Directors and officers liability coverage (D&O). These policies typically will cover claims for fair housing discrimination, unfair employment practices, and the like. Some policies will pay off if you lose a suit, but you will have to pay the litigation costs in the meantime. You want a policy that includes indemnity coverage for the cost of defending actions against you, and you want to make sure the policy specifies that the coverage limit does not include the defense costs; otherwise, legal expenses could eat up most of the coverage you have, leaving little to pay any judgment levied against you. Boards should also be aware that the D&O coverage many companies include as an endorsement in the insurance packages they offer community associations don’t typically cover non-monetary claims (for board election challenges, architectural review decisions, rules enforcement, and the like, which represent the majority of the liability claims most communities are likely to file. A mono-line or stand-alone policy is more expensive, but it will cover these non-monetary claims.

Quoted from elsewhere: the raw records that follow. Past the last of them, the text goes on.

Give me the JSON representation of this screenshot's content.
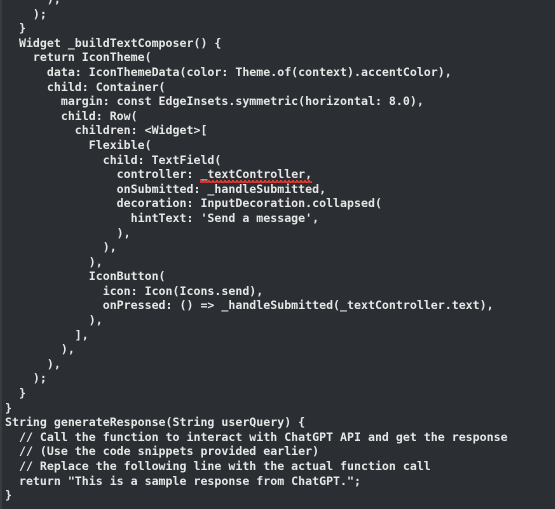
{
  "editor": {
    "language": "dart",
    "background_color": "#2b2f33",
    "text_color": "#e6e6e6",
    "error_underline_color": "#e03a2f",
    "gutter_edge_color": "#3a3f44",
    "lines": [
      {
        "text": "      ), "
      },
      {
        "text": "    );"
      },
      {
        "text": "  }"
      },
      {
        "text": "  Widget _buildTextComposer() {"
      },
      {
        "text": "    return IconTheme("
      },
      {
        "text": "      data: IconThemeData(color: Theme.of(context).accentColor),"
      },
      {
        "text": "      child: Container("
      },
      {
        "text": "        margin: const EdgeInsets.symmetric(horizontal: 8.0),"
      },
      {
        "text": "        child: Row("
      },
      {
        "text": "          children: <Widget>["
      },
      {
        "text": "            Flexible("
      },
      {
        "text": "              child: TextField("
      },
      {
        "text": "                controller: ",
        "error_text": "_textController,"
      },
      {
        "text": "                onSubmitted: _handleSubmitted,"
      },
      {
        "text": "                decoration: InputDecoration.collapsed("
      },
      {
        "text": "                  hintText: 'Send a message',"
      },
      {
        "text": "                ),"
      },
      {
        "text": "              ),"
      },
      {
        "text": "            ),"
      },
      {
        "text": "            IconButton("
      },
      {
        "text": "              icon: Icon(Icons.send),"
      },
      {
        "text": "              onPressed: () => _handleSubmitted(_textController.text),"
      },
      {
        "text": "            ),"
      },
      {
        "text": "          ],"
      },
      {
        "text": "        ),"
      },
      {
        "text": "      ),"
      },
      {
        "text": "    );"
      },
      {
        "text": "  }"
      },
      {
        "text": "}"
      },
      {
        "text": "String generateResponse(String userQuery) {"
      },
      {
        "text": "  // Call the function to interact with ChatGPT API and get the response"
      },
      {
        "text": "  // (Use the code snippets provided earlier)"
      },
      {
        "text": "  // Replace the following line with the actual function call"
      },
      {
        "text": "  return \"This is a sample response from ChatGPT.\";"
      },
      {
        "text": "}"
      }
    ]
  }
}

Surplus lines. Watch out for companies writing coverage through “surplus lines,” issued by subsidiaries or affiliates that are headquartered in another state and sometimes in another country. These out-of-state entities aren’t subject to state insurance regulations, which means they don’t have to provide the coverage the state may require. Monitoring the source of the insurance is especially important when you are changing carriers, because you could end up with dangerous coverage gaps of which you aren’t aware.
A few more insurance tips for community association boards:
- Be proactive about risk management. The best way to reduce premium costs is to limit the number of claims you file. Use the association’s reserve study to identify risks and quantify exposures. An older roof is more likely to be damaged in a severe storm and so represents a greater risk than a newer one.
- Shop the community’s insurance periodically to compare the coverage available with the coverage you have.
- If you are changing carriers and/or agents, ask the agent to certify in writing what the new policy covers. You want this statement to include an apples-to-apples comparison listing the coverage you had in the old policy, the coverage you are getting in the new policy that you did not have before, and the coverage you had previously that the new policy will not provide.
- Establish claims management procedures and follow them if your community has a claim. Most policies will specify the steps boards should take after incurring a loss, but it is also a good idea to ask the carrier to specify in writing any additional measures the company requires.
- Educate owners. Make sure they understand why it is essential for all owners to have individual unit-owners’ policies, and consider adopting a rule requiring owners to demonstrate that they have this coverage.
- Understand what property the association owns and what property it is responsible for insuring.